The “glass bubble” effect

This assumption that everyone holds our beliefs gives rise to what I call the “glass bubble” effect, which is what happens outside the echo chamber. The glass bubble tricks us into thinking that we don’t need to use logic to prove anything. We, on one side of the argument, are in a glass bubble screaming at people in the other glass bubble. They can’t understand us, because they can’t hear us. They only see us flailing around and stomping and moving our mouths. Likewise, we can’t understand them. Sure, the people around us agree, and that makes us feel good. But an effective and civil discussion can never come from a circle jerk about cheaters being mean.

Online arguments have devolved into a contest of who can throw the most savage insults at the other side, a contest judged by people who already agree with them. If someone says something we don’t agree with, we call them racist, sexist, white cishet scum, stupid, insensitive or any range of names under the sun, regardless of where our specific beliefs lie.

For instance, I once argued that labelling the preference for fair skin in East Asia as racist was not something East Asians could relate to and that it made no sense to use the word “racism” to criticize that way of thinking. I agreed that it was bad, just like fat-shaming in America, but I argued that it had to be placed into the correct context: classism.
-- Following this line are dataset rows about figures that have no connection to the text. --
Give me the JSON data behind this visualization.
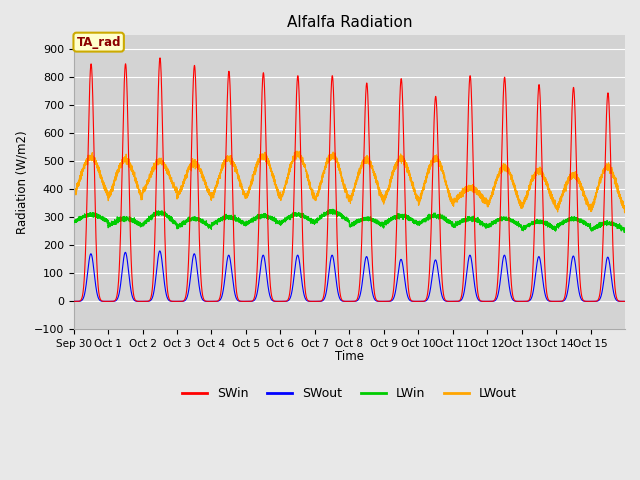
{
  "title": "Alfalfa Radiation",
  "ylabel": "Radiation (W/m2)",
  "xlabel": "Time",
  "annotation": "TA_rad",
  "ylim": [
    -100,
    950
  ],
  "yticks": [
    -100,
    0,
    100,
    200,
    300,
    400,
    500,
    600,
    700,
    800,
    900
  ],
  "bg_color": "#e8e8e8",
  "plot_bg_color": "#d3d3d3",
  "colors": {
    "SWin": "#ff0000",
    "SWout": "#0000ff",
    "LWin": "#00cc00",
    "LWout": "#ffa500"
  },
  "n_days": 16,
  "sw_peaks": [
    800,
    800,
    820,
    795,
    775,
    770,
    760,
    760,
    735,
    750,
    690,
    760,
    755,
    730,
    720,
    700
  ],
  "sw_peaks2": [
    795,
    800,
    820,
    790,
    775,
    770,
    760,
    760,
    740,
    750,
    695,
    760,
    755,
    730,
    730,
    735
  ],
  "swout_peaks": [
    170,
    175,
    180,
    170,
    165,
    165,
    165,
    165,
    160,
    150,
    148,
    165,
    165,
    160,
    162,
    158
  ],
  "lwout_day": [
    515,
    505,
    500,
    495,
    510,
    520,
    525,
    520,
    505,
    510,
    510,
    405,
    480,
    465,
    450,
    480
  ],
  "lwout_night": [
    385,
    375,
    395,
    375,
    375,
    375,
    370,
    365,
    360,
    365,
    355,
    355,
    345,
    340,
    335,
    330
  ],
  "lwin_base": [
    310,
    295,
    315,
    295,
    300,
    305,
    310,
    320,
    295,
    305,
    305,
    295,
    295,
    285,
    295,
    280
  ],
  "lwin_trough": [
    285,
    270,
    275,
    265,
    275,
    278,
    280,
    285,
    270,
    278,
    278,
    268,
    268,
    258,
    268,
    255
  ],
  "tick_labels": [
    "Sep 30",
    "Oct 1",
    "Oct 2",
    "Oct 3",
    "Oct 4",
    "Oct 5",
    "Oct 6",
    "Oct 7",
    "Oct 8",
    "Oct 9",
    "Oct 10",
    "Oct 11",
    "Oct 12",
    "Oct 13",
    "Oct 14",
    "Oct 15"
  ],
  "figsize": [
    6.4,
    4.8
  ],
  "dpi": 100
}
I was dragged as a “racist sympathizer.” In fact, the only reason I spoke out was because I cared about tackling colorism, and I wanted to make a difference instead of just ranting about it to my glass bubble.
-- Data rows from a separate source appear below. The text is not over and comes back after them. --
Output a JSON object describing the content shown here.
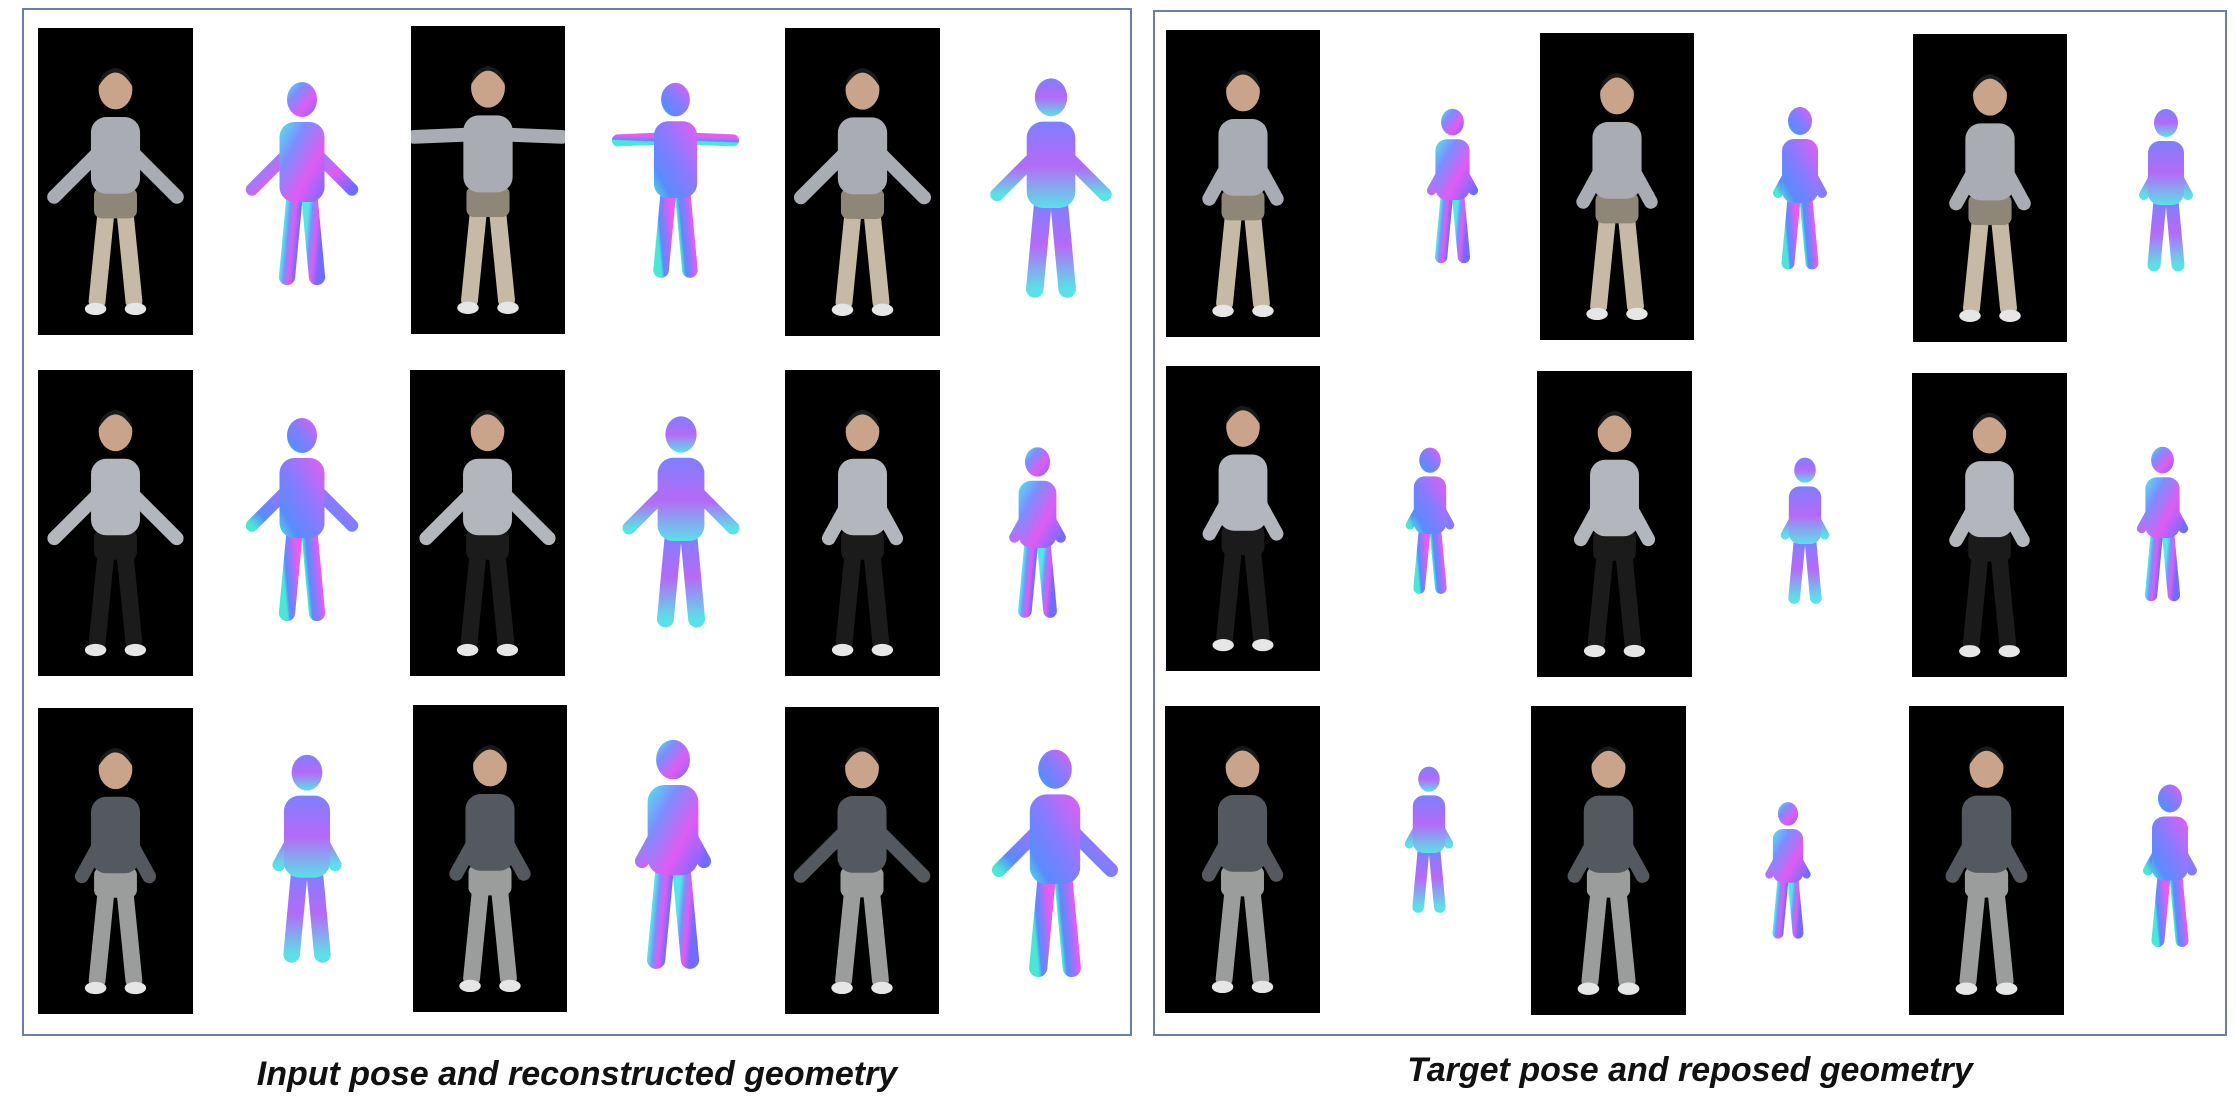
{
  "captions": {
    "left": "Input pose and reconstructed geometry",
    "right": "Target pose and reposed geometry"
  },
  "colors": {
    "panel_border": "#6b7fa6",
    "photo_bg": "#000000",
    "mesh_magenta": "#e85cf0",
    "mesh_violet": "#8f6cff",
    "mesh_blue": "#5a8bff",
    "mesh_cyan": "#4ae7e6",
    "top_subject": "#a9acb3",
    "middle_subject_top": "#b3b6bd",
    "middle_subject_pants": "#1b1b1b",
    "bottom_subject_top": "#54595f",
    "bottom_subject_pants": "#9a9d9c"
  },
  "panels": [
    {
      "name": "input-panel",
      "rows": [
        "subject-1",
        "subject-2",
        "subject-3"
      ],
      "views": [
        "back",
        "front",
        "side"
      ]
    },
    {
      "name": "target-panel",
      "rows": [
        "subject-1",
        "subject-2",
        "subject-3"
      ],
      "views": [
        "back",
        "front",
        "side"
      ]
    }
  ]
}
People are praised as “savage” when they publicly crush dissent with insults, because of which online discourse lacks analytical or critical thinking. It has created “callout culture,” where as soon as someone expresses an unpopular opinion, they are shamed before the whole world.
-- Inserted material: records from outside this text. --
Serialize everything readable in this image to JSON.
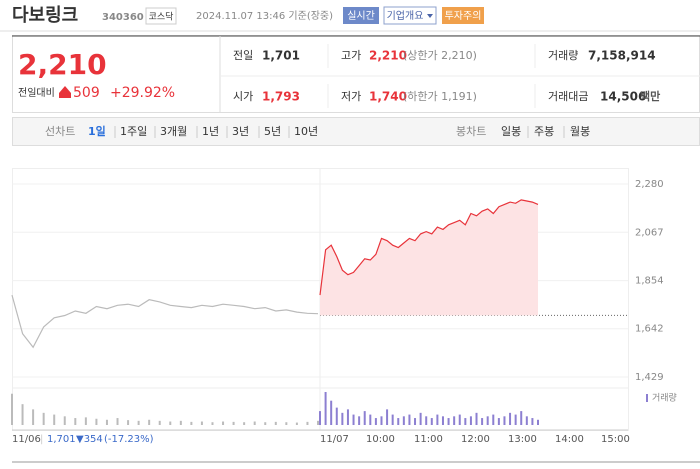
{
  "header": {
    "name": "다보링크",
    "code": "340360",
    "market": "코스닥",
    "time": "2024.11.07 13:46 기준(장중)",
    "badges": [
      "실시간",
      "기업개요",
      "투자주의"
    ]
  },
  "price": {
    "current": "2,210",
    "change_label": "전일대비",
    "change": "509",
    "change_pct": "+29.92%"
  },
  "summary": {
    "rows": [
      [
        {
          "label": "전일",
          "value": "1,701"
        },
        {
          "label": "고가",
          "value": "2,210",
          "note": "(상한가 2,210)"
        },
        {
          "label": "거래량",
          "value": "7,158,914"
        }
      ],
      [
        {
          "label": "시가",
          "value": "1,793"
        },
        {
          "label": "저가",
          "value": "1,740",
          "note": "(하한가 1,191)"
        },
        {
          "label": "거래대금",
          "value": "14,506",
          "unit": "백만"
        }
      ]
    ]
  },
  "tabs": {
    "line_label": "선차트",
    "line": [
      "1일",
      "1주일",
      "3개월",
      "1년",
      "3년",
      "5년",
      "10년"
    ],
    "candle_label": "봉차트",
    "candle": [
      "일봉",
      "주봉",
      "월봉"
    ]
  },
  "chart_data": {
    "type": "line",
    "ylim": [
      1429,
      2280
    ],
    "yticks": [
      {
        "value": 1429,
        "label": "1,429"
      },
      {
        "value": 1642,
        "label": "1,642"
      },
      {
        "value": 1854,
        "label": "1,854"
      },
      {
        "value": 2067,
        "label": "2,067"
      },
      {
        "value": 2280,
        "label": "2,280"
      }
    ],
    "reference": 1701,
    "series": [
      {
        "color": "#bbbbbb",
        "values": [
          1790,
          1620,
          1560,
          1650,
          1690,
          1700,
          1720,
          1710,
          1740,
          1730,
          1745,
          1750,
          1740,
          1770,
          1760,
          1745,
          1740,
          1735,
          1745,
          1740,
          1750,
          1745,
          1740,
          1730,
          1735,
          1720,
          1725,
          1715,
          1710,
          1708
        ]
      },
      {
        "color": "#e8333a",
        "fill": "#fde3e4",
        "values": [
          1790,
          1990,
          2010,
          1960,
          1900,
          1880,
          1890,
          1920,
          1950,
          1945,
          1970,
          2040,
          2030,
          2010,
          2000,
          2020,
          2040,
          2030,
          2060,
          2070,
          2060,
          2090,
          2080,
          2100,
          2110,
          2120,
          2100,
          2150,
          2140,
          2160,
          2170,
          2150,
          2180,
          2190,
          2200,
          2195,
          2210,
          2205,
          2200,
          2190
        ]
      }
    ],
    "volume": {
      "name": "거래량",
      "colors": [
        "#bbbbbb",
        "#8c7fd1"
      ],
      "series": [
        [
          90,
          60,
          45,
          35,
          30,
          25,
          20,
          22,
          18,
          15,
          20,
          14,
          12,
          15,
          12,
          10,
          12,
          9,
          10,
          8,
          10,
          9,
          8,
          10,
          8,
          9,
          8,
          7,
          9,
          12
        ],
        [
          40,
          95,
          70,
          50,
          35,
          45,
          30,
          25,
          40,
          30,
          20,
          25,
          45,
          30,
          20,
          25,
          30,
          20,
          35,
          25,
          20,
          30,
          25,
          20,
          25,
          30,
          20,
          25,
          35,
          20,
          25,
          30,
          20,
          25,
          35,
          30,
          40,
          25,
          20,
          15
        ]
      ]
    },
    "xticks": [
      "11/06",
      "11/07",
      "10:00",
      "11:00",
      "12:00",
      "13:00",
      "14:00",
      "15:00"
    ],
    "grid": true
  },
  "footer": {
    "close": "1,701",
    "change": "▼354",
    "change_pct": "(-17.23%)"
  }
}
Yes, it is funny when someone tweets — “Yeah I’m Mexican and don’t speak Spanish, but when will your mayonnaise ass speak 17%-Irish 23%-Italian 54%-Polish 100%-Raciste-Faciste-Blanc-Fromage?” (two real tweets smashed together). But this attitude makes people afraid, which is the worst thing we can do.

If we make people afraid to ask questions like “What’s wrong with being pro-life?” (a real question sent to me privately by someone who feared being dragged) or “Why can’t I assume that Mexican people speak Spanish?” — how will we convince people who are willing to listen that it’s wrong? How will we make any change in the world?

 

Relearning the art of civil discussion

Like the social heroes who came before us, it is up to us to prove that the changes we want can make the world a better place. In some ways, that isn’t fair.

But incremental change and logical compromise are better than nothing, and we aren’t always 100 percent right in the first place. We, like everyone else, can learn something from people who disagree with us, and our opinions and strategies can evolve to make a real difference.

Rather than being absolutists and labeling people who disagree with us as “bad,” we should understand that they only differ from us by their opinions. If we believe in what we stand for, we should not feel compelled to shame them into believing the things we do.

We should feel confident enough to invite them to have a calm, logical conversation where we clarify and explain our premises. We can’t force people to change everything they think, but we can invite them to consider our beliefs, just as they can invite us to consider theirs. We can strengthen our own cases by accepting that we can be wrong.

It is only through the courage to make our own ideologies vulnerable that we show our conviction in our ideas and cultivate a progressive dialogue.